In the new report, seen by the Financial Times Deutschland newspaper, the energy transition would cost around €1.2 billion a year, as opposed to "at least €2 billion."

The new estimate flies in the face of a 10-year-plan presented by Germany's four high-voltage electricity operators (Tennet, Amprion, 50Hertz, and TransnetBW) at the end of May, which said that expanding Germany's electricity network to cope with the transition would cost €20 billion over the next decade.

The national grid needs to be beefed up to carry electricity generated by solar and wind power to replace, in part, nuclear power, which Germany has decided to abandon by 2022.

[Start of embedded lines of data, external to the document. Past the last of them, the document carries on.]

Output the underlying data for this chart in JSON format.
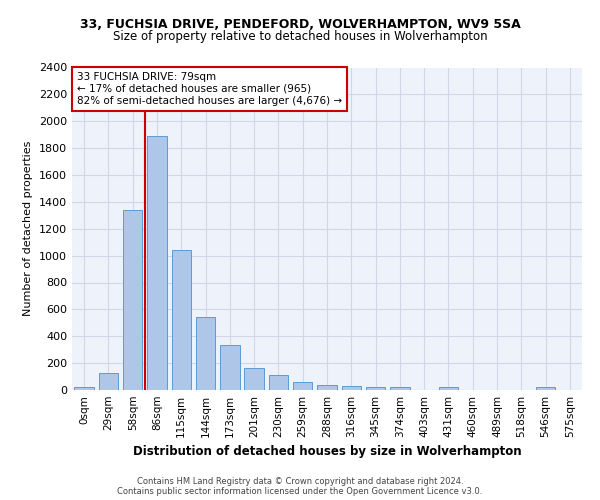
{
  "title1": "33, FUCHSIA DRIVE, PENDEFORD, WOLVERHAMPTON, WV9 5SA",
  "title2": "Size of property relative to detached houses in Wolverhampton",
  "xlabel": "Distribution of detached houses by size in Wolverhampton",
  "ylabel": "Number of detached properties",
  "categories": [
    "0sqm",
    "29sqm",
    "58sqm",
    "86sqm",
    "115sqm",
    "144sqm",
    "173sqm",
    "201sqm",
    "230sqm",
    "259sqm",
    "288sqm",
    "316sqm",
    "345sqm",
    "374sqm",
    "403sqm",
    "431sqm",
    "460sqm",
    "489sqm",
    "518sqm",
    "546sqm",
    "575sqm"
  ],
  "bar_heights": [
    20,
    125,
    1340,
    1890,
    1045,
    540,
    335,
    165,
    110,
    60,
    40,
    30,
    25,
    20,
    0,
    25,
    0,
    0,
    0,
    20,
    0
  ],
  "bar_color": "#aec6e8",
  "bar_edge_color": "#5b9bd5",
  "bar_width": 0.8,
  "red_line_x": 2.5,
  "annotation_text": "33 FUCHSIA DRIVE: 79sqm\n← 17% of detached houses are smaller (965)\n82% of semi-detached houses are larger (4,676) →",
  "annotation_box_color": "#ffffff",
  "annotation_edge_color": "#cc0000",
  "ylim": [
    0,
    2400
  ],
  "yticks": [
    0,
    200,
    400,
    600,
    800,
    1000,
    1200,
    1400,
    1600,
    1800,
    2000,
    2200,
    2400
  ],
  "grid_color": "#d0d8e8",
  "background_color": "#eef2fa",
  "footer1": "Contains HM Land Registry data © Crown copyright and database right 2024.",
  "footer2": "Contains public sector information licensed under the Open Government Licence v3.0."
}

For example, operators had planned to expand internal European electricity trade anyway, with or without the nuclear shutdown, at a cost of €180 million a year. This cost was simply included in the operators' estimate of the transition.

By the same token, yearly repair expenses of €60 million were also factored into the cost of the nuclear shutdown, even though this money would have to be spent anyway.

On top of this, the planned grid expansion could save money in the future, according the agency, because it would avoid energy bottlenecks. "It is intuitively plausible that the investment in the development could pay for itself, at least in individual cases, quite quickly," agency head Jochen Homann said in the report.

For instance, the €20 million investment in the Thuringia electricity line would could save €47 million a year.

However, if local protests get their way in certain regions and force authorities to bury cables underground, the cost of certain expansions could multiply fourfold.